No, their work cannot indicate which of the postulated causes – endogenous, climate change, we nice folk moving into the neighborhood – were responsible. But if Neanderthals went extinct in Cantabria for a thousand-plus years and then came back, we can suspect the howling vagaries of climate at the time were involved.

In any case, by this time in their story, the Neanderthals were in decline, their small groups under stress – various reports show evidence of pathologies suggesting they were procreating through incest in the absence of more appealing options; that at least some were stricken by kuru after eating the brains of their own dead; that sapiens appeared with its mega-kicky brain – not as big as a Neanderthal’s, but somehow qualitatively improved in a way that led us to create figurative art while they did not; or simply that we sneezed on them and infected them with germs to which they had no natural immunity.

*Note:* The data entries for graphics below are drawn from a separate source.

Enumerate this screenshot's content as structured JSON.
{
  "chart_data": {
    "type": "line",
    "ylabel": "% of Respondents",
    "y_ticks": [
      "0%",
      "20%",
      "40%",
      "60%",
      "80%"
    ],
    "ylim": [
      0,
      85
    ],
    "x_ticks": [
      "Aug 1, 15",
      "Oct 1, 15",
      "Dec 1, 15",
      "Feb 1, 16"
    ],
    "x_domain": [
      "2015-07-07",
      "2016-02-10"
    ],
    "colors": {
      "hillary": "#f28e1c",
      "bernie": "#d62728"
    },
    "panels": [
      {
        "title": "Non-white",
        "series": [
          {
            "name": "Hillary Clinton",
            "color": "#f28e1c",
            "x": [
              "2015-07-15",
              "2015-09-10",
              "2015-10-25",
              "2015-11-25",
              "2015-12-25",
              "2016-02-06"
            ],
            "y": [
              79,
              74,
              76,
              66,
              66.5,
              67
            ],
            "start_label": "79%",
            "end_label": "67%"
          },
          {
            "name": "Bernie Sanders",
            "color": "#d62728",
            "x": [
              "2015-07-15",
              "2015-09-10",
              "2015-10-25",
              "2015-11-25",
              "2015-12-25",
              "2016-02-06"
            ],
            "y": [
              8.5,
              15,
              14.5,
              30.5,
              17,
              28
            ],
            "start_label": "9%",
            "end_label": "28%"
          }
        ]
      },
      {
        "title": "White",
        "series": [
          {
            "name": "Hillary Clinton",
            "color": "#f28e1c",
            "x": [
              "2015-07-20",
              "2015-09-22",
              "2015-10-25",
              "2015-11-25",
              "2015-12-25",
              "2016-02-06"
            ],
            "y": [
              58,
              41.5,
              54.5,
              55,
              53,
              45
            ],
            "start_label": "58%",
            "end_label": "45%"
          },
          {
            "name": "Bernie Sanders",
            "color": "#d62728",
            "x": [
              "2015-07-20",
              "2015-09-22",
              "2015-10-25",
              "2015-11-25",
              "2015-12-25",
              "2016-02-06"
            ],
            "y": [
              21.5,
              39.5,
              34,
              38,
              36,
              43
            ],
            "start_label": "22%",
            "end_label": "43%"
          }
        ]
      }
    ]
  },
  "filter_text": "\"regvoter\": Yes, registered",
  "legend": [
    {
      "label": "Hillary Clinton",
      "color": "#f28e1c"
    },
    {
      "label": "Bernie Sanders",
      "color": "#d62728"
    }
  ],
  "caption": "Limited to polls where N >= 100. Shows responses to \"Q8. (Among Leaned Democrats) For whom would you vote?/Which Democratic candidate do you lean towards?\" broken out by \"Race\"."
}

A Chatelperronian flake from Aranbaltza.Credit: Joseba Rios

And while everybody is speculating, Rios-Garaizar suggests a wonderful theory.

By 45,000 years ago, Neanderthals were clearly under stress. They vanished from Cantabria, possibly because of resource stress. This was a time of intense climatic variability, with very rapid, dramatic changes and, likely, howling storms. There may have been drastic environmental changes in northern Spain, leading to change in the fauna and, therefore, in those who hunt the fauna. Perhaps they needed to go farther to obtain the food they needed and, whether they died out or just left, Cantabria would remain free of Neanderthals until the next set came along armed with Châtelperronian technology.

Possibly these Neanderthals armed with Châtelperronian blades were so successful that they could be fruitful and multiply (hopefully beyond the nuclear family), and occupy new territories, Rios-Garaizar suggests. But not for long. They too disappeared, and fast.

Why? We do not know. Theories continue to compete but plausibly, at some point in Africa we the sapiens sapiens species crossed some sort of barrier, threshold, in brain evolution that rendered us intellectually superior to the Neanderthals. We gained abilities they may not have had, and after thousands upon thousands of years of “trying” (not that there was a declared aspiration), we made it past the Neanderthals and left Africa and spread madly throughout the world.

They, meanwhile, had been suffering from vagaries of climate and armed with Châtelperronian technology or not, we outcompeted them, and perhaps dealt better somehow with the environmental stressors, possibly due to better sociability. They grew more and more stressed; we may have coexisted cheek by jowl in some areas, especially in the Middle East, for thousands of years – but the upshot is that here we are today, while they are not.

And we may never know just how culturally advanced they were. We may never know whether they really could swim like fish. We may never be sure they really did have digging sticks, whether they had religion or just wanted to emulate big birds; whether they could cook soup, or whether it really was a custom, as has been postulated in one case of late Neanderthals in Iraq, that they buried their dead with flowers. The only thing for sure is that they're extinct.